I'm not a big fan of sims, but PSUD2 works very well and does a good job of prediction. I use it constantly.
Hi Sy,
Thanks for the response. Seems like lots of people have their supplies running perfectly, either that or they don't bother to simulate. Or maybe its just me who fails to understand. If we take the example you chose using 20mA, you recommend using the stepped load option. How do I do this and then step to a higher load. Also how do I use the delay function. This is why I was hoping for a ' how- to guide

To get a more complete picture of operation you can edit the transformer values.

Right click on the schematic for T1, left click on the "edit" box that appears.

A window will pop up offering an RMSV and an Ohms window with button on the right. Left click the Ohms button and you can enter custom data in the fly out.

This will give you a very accurate model of the transformer circuit performance.

Do not re edit this window. If you want to change transformer information save this simulation as a series numbered document and then open the edit structure. You will find that all of your previous data has been changed back to the default design settings and you must re enter the new data.

Also notice that the data window on the main page has peak and RMS data. This is very reliable and can be used to choose component value ratings so you have less of a chance to let the smoke out. I request a sim circuit in PSUD from my customers any time their data seems odd. This is a great tool for communication with another engineer/designer/hobbyist as well as for your own work.

The only place I have trouble with it is for bridge circuits with capacitance only for ripple smoothing. A typical use for this is in a DC heater supply, where in reality 10 volts AC is needed for 12.6 VDC and the AC current required from the transformer is about 1.9 times the DC current. Psud does not model this fairly common circuit well.

Hope this helps some. I am sure there are others who can speak to specific usage, but I do not know of any tutorial and I looked, before just shrugging my shoulders and starting to investigate the quirky interface and hidden abilities.

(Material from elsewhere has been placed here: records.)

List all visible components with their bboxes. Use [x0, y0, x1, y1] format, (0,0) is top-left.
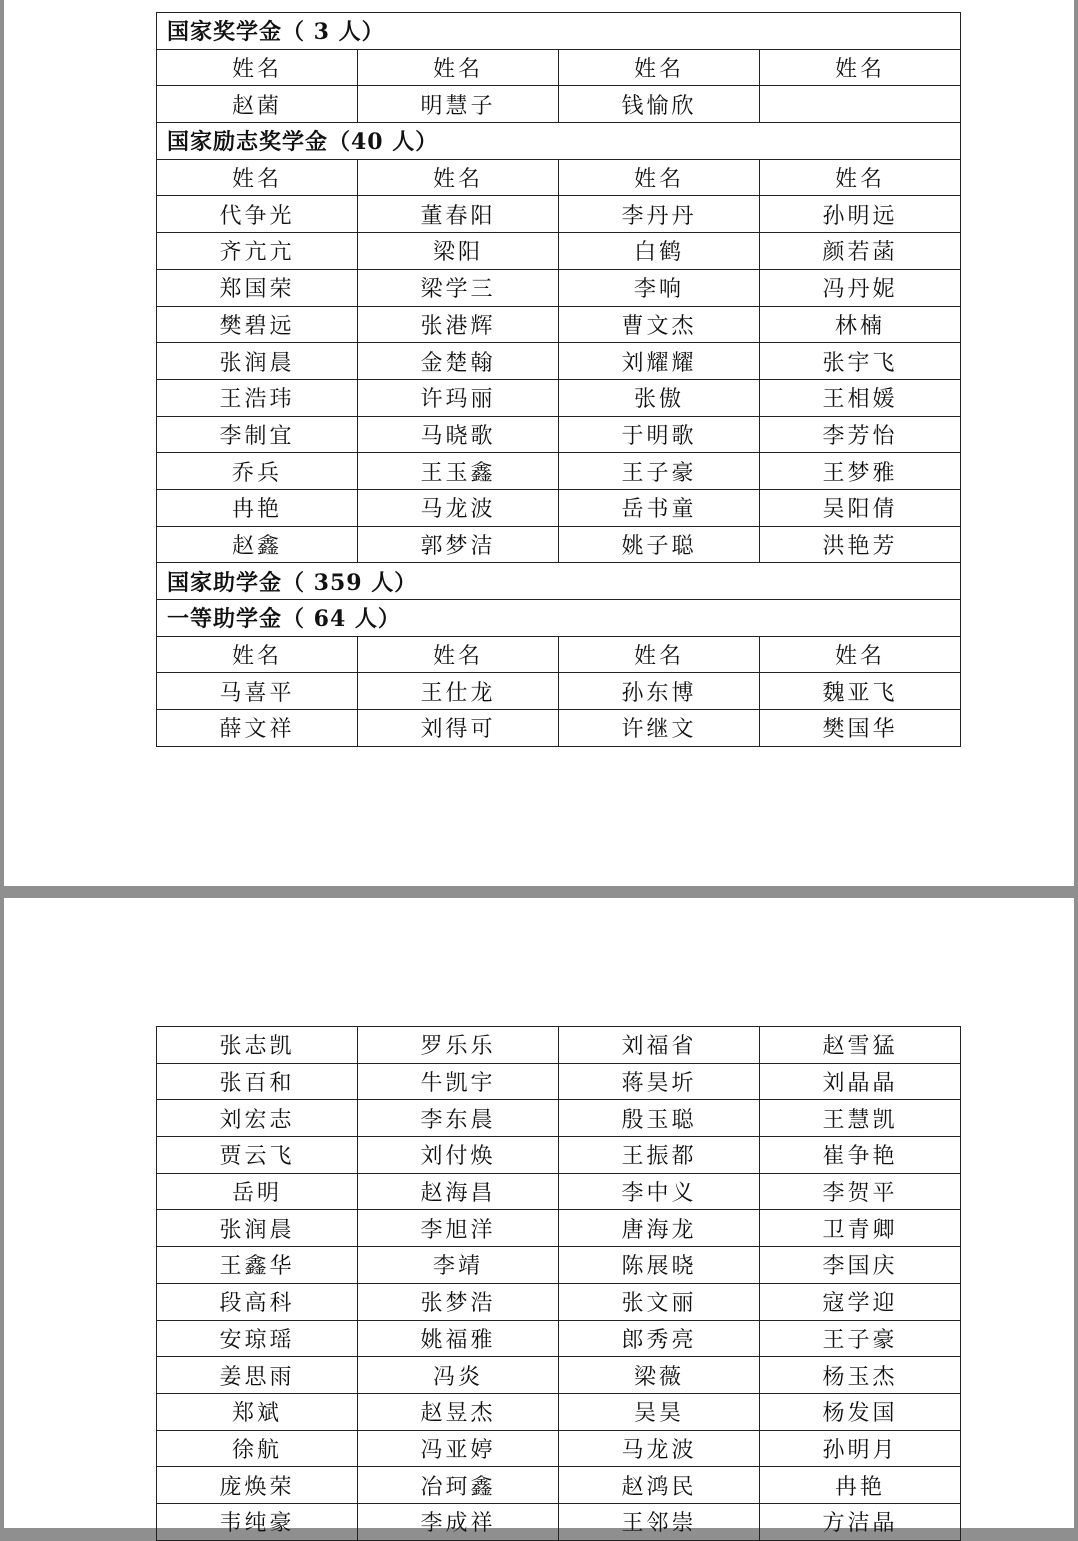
table-row: [157, 343, 961, 380]
name-cell: 薛文祥: [157, 710, 358, 747]
name-cell: 罗乐乐: [358, 1027, 559, 1064]
name-cell: 梁薇: [559, 1357, 760, 1394]
name-cell: 郎秀亮: [559, 1320, 760, 1357]
table-row: [157, 1430, 961, 1467]
table-row: [157, 526, 961, 563]
name-cell: 岳明: [157, 1173, 358, 1210]
name-cell: 李响: [559, 269, 760, 306]
column-header: 姓名: [157, 49, 358, 86]
name-cell: 赵鑫: [157, 526, 358, 563]
name-cell: 王子豪: [559, 453, 760, 490]
name-cell: 李芳怡: [760, 416, 961, 453]
section-first-class-grant: [157, 600, 961, 637]
name-cell: 李国庆: [760, 1247, 961, 1284]
name-cell: 刘晶晶: [760, 1063, 961, 1100]
name-cell: 白鹤: [559, 233, 760, 270]
table-row: [157, 710, 961, 747]
column-header: 姓名: [358, 636, 559, 673]
header-row: [157, 49, 961, 86]
name-cell: 颜若菡: [760, 233, 961, 270]
name-cell: 孙明远: [760, 196, 961, 233]
name-cell: 刘福省: [559, 1027, 760, 1064]
name-cell: 王慧凯: [760, 1100, 961, 1137]
name-cell: 代争光: [157, 196, 358, 233]
name-cell: 张港辉: [358, 306, 559, 343]
name-cell: 张宇飞: [760, 343, 961, 380]
table-row: [157, 1173, 961, 1210]
name-cell: 冯炎: [358, 1357, 559, 1394]
name-cell: 李丹丹: [559, 196, 760, 233]
name-cell: 张梦浩: [358, 1283, 559, 1320]
column-header: 姓名: [157, 159, 358, 196]
name-cell: 马喜平: [157, 673, 358, 710]
name-cell: 李制宜: [157, 416, 358, 453]
name-cell: 郑斌: [157, 1393, 358, 1430]
table-row: [157, 1100, 961, 1137]
name-cell: 董春阳: [358, 196, 559, 233]
section-national-encouragement-scholarship: [157, 123, 961, 160]
column-header: 姓名: [559, 159, 760, 196]
name-cell: 冯亚婷: [358, 1430, 559, 1467]
table-row: [157, 1357, 961, 1394]
name-cell: 赵昱杰: [358, 1393, 559, 1430]
name-cell: 张傲: [559, 379, 760, 416]
name-cell: 冯丹妮: [760, 269, 961, 306]
header-row: [157, 636, 961, 673]
column-header: 姓名: [760, 159, 961, 196]
name-cell: 唐海龙: [559, 1210, 760, 1247]
grant-continuation-table: [156, 1026, 961, 1541]
name-cell: 王子豪: [760, 1320, 961, 1357]
name-cell: 林楠: [760, 306, 961, 343]
name-cell: 杨玉杰: [760, 1357, 961, 1394]
table-row: [157, 1063, 961, 1100]
name-cell: 魏亚飞: [760, 673, 961, 710]
table-row: [157, 1137, 961, 1174]
name-cell: 梁学三: [358, 269, 559, 306]
name-cell: 赵菌: [157, 86, 358, 123]
column-header: 姓名: [559, 49, 760, 86]
name-cell: 刘付焕: [358, 1137, 559, 1174]
name-cell: 王浩玮: [157, 379, 358, 416]
name-cell: 王鑫华: [157, 1247, 358, 1284]
name-cell: 樊碧远: [157, 306, 358, 343]
name-cell: 牛凯宇: [358, 1063, 559, 1100]
table-row: [157, 306, 961, 343]
name-cell: 李靖: [358, 1247, 559, 1284]
section-title: 国家助学金（ 359 人）: [157, 563, 961, 600]
name-cell: 岳书童: [559, 489, 760, 526]
name-cell: 李成祥: [358, 1503, 559, 1540]
scholarship-table: [156, 12, 961, 747]
name-cell: 卫青卿: [760, 1210, 961, 1247]
name-cell: 姜思雨: [157, 1357, 358, 1394]
name-cell: 吴昊: [559, 1393, 760, 1430]
name-cell: 王梦雅: [760, 453, 961, 490]
table-row: [157, 1027, 961, 1064]
name-cell: 段高科: [157, 1283, 358, 1320]
table-row: [157, 1247, 961, 1284]
document-page-2: [4, 898, 1074, 1537]
table-row: [157, 453, 961, 490]
name-cell: 冉艳: [760, 1467, 961, 1504]
name-cell: [760, 86, 961, 123]
name-cell: 钱愉欣: [559, 86, 760, 123]
name-cell: 刘耀耀: [559, 343, 760, 380]
table-row: [157, 416, 961, 453]
name-cell: 陈展晓: [559, 1247, 760, 1284]
name-cell: 金楚翰: [358, 343, 559, 380]
table-row: [157, 1467, 961, 1504]
name-cell: 孙东博: [559, 673, 760, 710]
name-cell: 许继文: [559, 710, 760, 747]
column-header: 姓名: [358, 159, 559, 196]
name-cell: 王玉鑫: [358, 453, 559, 490]
name-cell: 冶珂鑫: [358, 1467, 559, 1504]
name-cell: 王振都: [559, 1137, 760, 1174]
name-cell: 王仕龙: [358, 673, 559, 710]
name-cell: 赵鸿民: [559, 1467, 760, 1504]
name-cell: 李旭洋: [358, 1210, 559, 1247]
name-cell: 明慧子: [358, 86, 559, 123]
column-header: 姓名: [157, 636, 358, 673]
name-cell: 齐亢亢: [157, 233, 358, 270]
column-header: 姓名: [559, 636, 760, 673]
table-row: [157, 489, 961, 526]
column-header: 姓名: [760, 49, 961, 86]
name-cell: 梁阳: [358, 233, 559, 270]
name-cell: 寇学迎: [760, 1283, 961, 1320]
table-row: [157, 86, 961, 123]
name-cell: 洪艳芳: [760, 526, 961, 563]
name-cell: 李东晨: [358, 1100, 559, 1137]
name-cell: 赵雪猛: [760, 1027, 961, 1064]
name-cell: 崔争艳: [760, 1137, 961, 1174]
name-cell: 张文丽: [559, 1283, 760, 1320]
column-header: 姓名: [760, 636, 961, 673]
header-row: [157, 159, 961, 196]
name-cell: 方洁晶: [760, 1503, 961, 1540]
name-cell: 张百和: [157, 1063, 358, 1100]
name-cell: 蒋昊圻: [559, 1063, 760, 1100]
name-cell: 于明歌: [559, 416, 760, 453]
name-cell: 李贺平: [760, 1173, 961, 1210]
name-cell: 张志凯: [157, 1027, 358, 1064]
name-cell: 吴阳倩: [760, 489, 961, 526]
name-cell: 冉艳: [157, 489, 358, 526]
section-national-grant: [157, 563, 961, 600]
table-row: [157, 233, 961, 270]
name-cell: 殷玉聪: [559, 1100, 760, 1137]
name-cell: 马龙波: [358, 489, 559, 526]
name-cell: 姚福雅: [358, 1320, 559, 1357]
table-row: [157, 1503, 961, 1540]
column-header: 姓名: [358, 49, 559, 86]
name-cell: 曹文杰: [559, 306, 760, 343]
table-row: [157, 673, 961, 710]
name-cell: 乔兵: [157, 453, 358, 490]
name-cell: 赵海昌: [358, 1173, 559, 1210]
name-cell: 姚子聪: [559, 526, 760, 563]
table-row: [157, 379, 961, 416]
section-title: 一等助学金（ 64 人）: [157, 600, 961, 637]
name-cell: 樊国华: [760, 710, 961, 747]
name-cell: 刘得可: [358, 710, 559, 747]
name-cell: 张润晨: [157, 1210, 358, 1247]
name-cell: 贾云飞: [157, 1137, 358, 1174]
name-cell: 马晓歌: [358, 416, 559, 453]
document-page-1: [4, 0, 1074, 886]
name-cell: 安琼瑶: [157, 1320, 358, 1357]
name-cell: 马龙波: [559, 1430, 760, 1467]
name-cell: 郭梦洁: [358, 526, 559, 563]
name-cell: 杨发国: [760, 1393, 961, 1430]
name-cell: 刘宏志: [157, 1100, 358, 1137]
table-row: [157, 1210, 961, 1247]
name-cell: 王相媛: [760, 379, 961, 416]
section-national-scholarship: [157, 13, 961, 50]
section-title: 国家奖学金（ 3 人）: [157, 13, 961, 50]
table-row: [157, 269, 961, 306]
name-cell: 王邻崇: [559, 1503, 760, 1540]
name-cell: 庞焕荣: [157, 1467, 358, 1504]
name-cell: 李中义: [559, 1173, 760, 1210]
name-cell: 孙明月: [760, 1430, 961, 1467]
name-cell: 郑国荣: [157, 269, 358, 306]
name-cell: 张润晨: [157, 343, 358, 380]
table-row: [157, 196, 961, 233]
table-row: [157, 1283, 961, 1320]
name-cell: 徐航: [157, 1430, 358, 1467]
table-row: [157, 1393, 961, 1430]
name-cell: 韦纯豪: [157, 1503, 358, 1540]
section-title: 国家励志奖学金（40 人）: [157, 123, 961, 160]
name-cell: 许玛丽: [358, 379, 559, 416]
table-row: [157, 1320, 961, 1357]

But, as SY points out, the learning curve is a bit haphazard

How do I do this and then step to a higher load. Also how do I use the delay function.

Choose a current source for your load. In the dialog box, there's a check box for stepped current. Once you check that, you can input initial and after-step, along with time until step.

There is no explicit delay. Reread my post above- you have to tell it when to step and when to sim (and for how long). If you start the sim at a time a second or so before the step and run it for 2-3 seconds, you'll see if your supply is stable.